15. Il y a donc lieu de répondre aux questions posées par la Cour de cassation du Grand-duché de Luxembourg que le droit communautaire fait obstacle à ce qu'un Etat membre oblige un employeur, établi dans un autre Etat membre et exécutant temporairement, par le moyen de travailleurs ressortissants de pays tiers, des travaux dans le premier Etat, à verser la part patronale des cotisations de sécurité sociale du chef de ces travailleurs, alors que cet employeur est déjà redevable de cotisations comparables du chef des mêmes travailleurs et pour les mêmes périodes d'activité, en vertu de la législation de son Etat d'établissement, et que les cotisations versées dans l'Etat où s'effectue cette prestation n'ouvrent droit à aucun avantage social pour ces travailleurs.

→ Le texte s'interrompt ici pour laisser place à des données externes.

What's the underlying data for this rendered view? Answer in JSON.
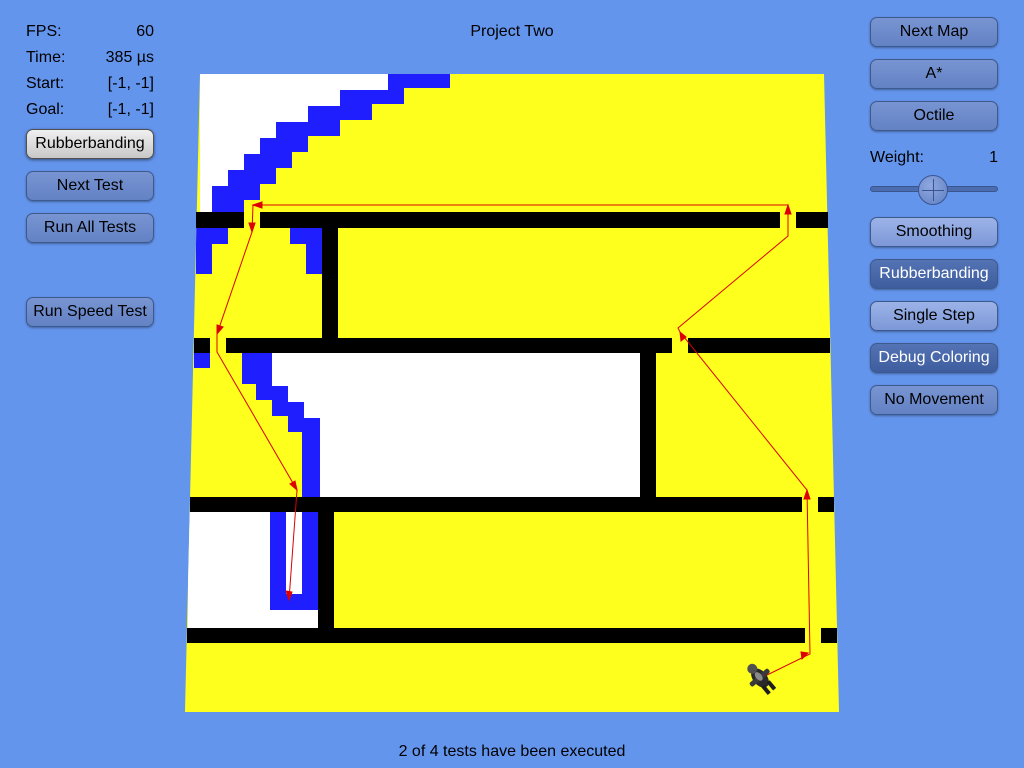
{
  "title": "Project Two",
  "stats": {
    "fps_label": "FPS:",
    "fps_value": "60",
    "time_label": "Time:",
    "time_value": "385 µs",
    "start_label": "Start:",
    "start_value": "[-1, -1]",
    "goal_label": "Goal:",
    "goal_value": "[-1, -1]"
  },
  "left_buttons": {
    "rubberbanding": "Rubberbanding",
    "next_test": "Next Test",
    "run_all_tests": "Run All Tests",
    "run_speed_test": "Run Speed Test"
  },
  "right_buttons": {
    "next_map": "Next Map",
    "algorithm": "A*",
    "heuristic": "Octile",
    "smoothing": "Smoothing",
    "rubberbanding": "Rubberbanding",
    "single_step": "Single Step",
    "debug_coloring": "Debug Coloring",
    "no_movement": "No Movement"
  },
  "weight": {
    "label": "Weight:",
    "value": "1",
    "level": 0.5
  },
  "footer": "2 of 4 tests have been executed",
  "colors": {
    "background": "#6495ed",
    "open": "#ffff1e",
    "wall": "#000000",
    "unexplored": "#ffffff",
    "closed_list": "#1e1eff",
    "path": "#dc0000"
  },
  "icons": {
    "agent": "agent-sprite-icon"
  }
}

Une telle obligation ne serait pas non plus justifiée au cas où elle aurait pour objet de compenser les avantages économiques que l'employeur aurait pu tirer de l'inobservation de la réglementation en matière de salaire social minimal de l'Etat où s'effectue la prestation.
Sur les dépens
16. Les frais exposés par la Commission, qui a soumis des observations à la Cour, ne peuvent faire l'objet d'un remboursement. La procédure revêtant, à l'égard des parties au principal, le caractère d'un incident soulevé devant la juridiction nationale, il appartient à celle-ci de statuer sur les dépens.
Par ces motifs,
LA COUR,
Statuant sur les questions à elle soumises par la Cour de cassation du Grand-duché de Luxembourg par ordonnance du 26 février 1981, dit pour droit :
Le droit communautaire fait obstacle à ce qu'un Etat membre oblige un employeur, établi dans un autre Etat membre et exécutant temporairement, par le moyen de travailleurs ressortissants de pays tiers, des travaux dans le premier Etat, à verser la part patronale des cotisations de sécurité sociale du chef de ces travailleurs, alors que cet employeur est déjà redevable de cotisations comparables du chef des mêmes travailleurs et pour les mêmes périodes d'activité, en vertu de la législation de son Etat d'établissement, et que les cotisations versées dans l'Etat où s'effectue cette prestation n'ouvrent droit à aucun avantage social pour ces travailleurs. Une telle obligation ne serait pas non plus justifiée au cas où elle aurait pour objet de compenser les avantages économiques que l'employeur aurait pu tirer de l'inobservation de la réglementation en matière de salaire social minimum de l'Etat où s'effectue la prestation.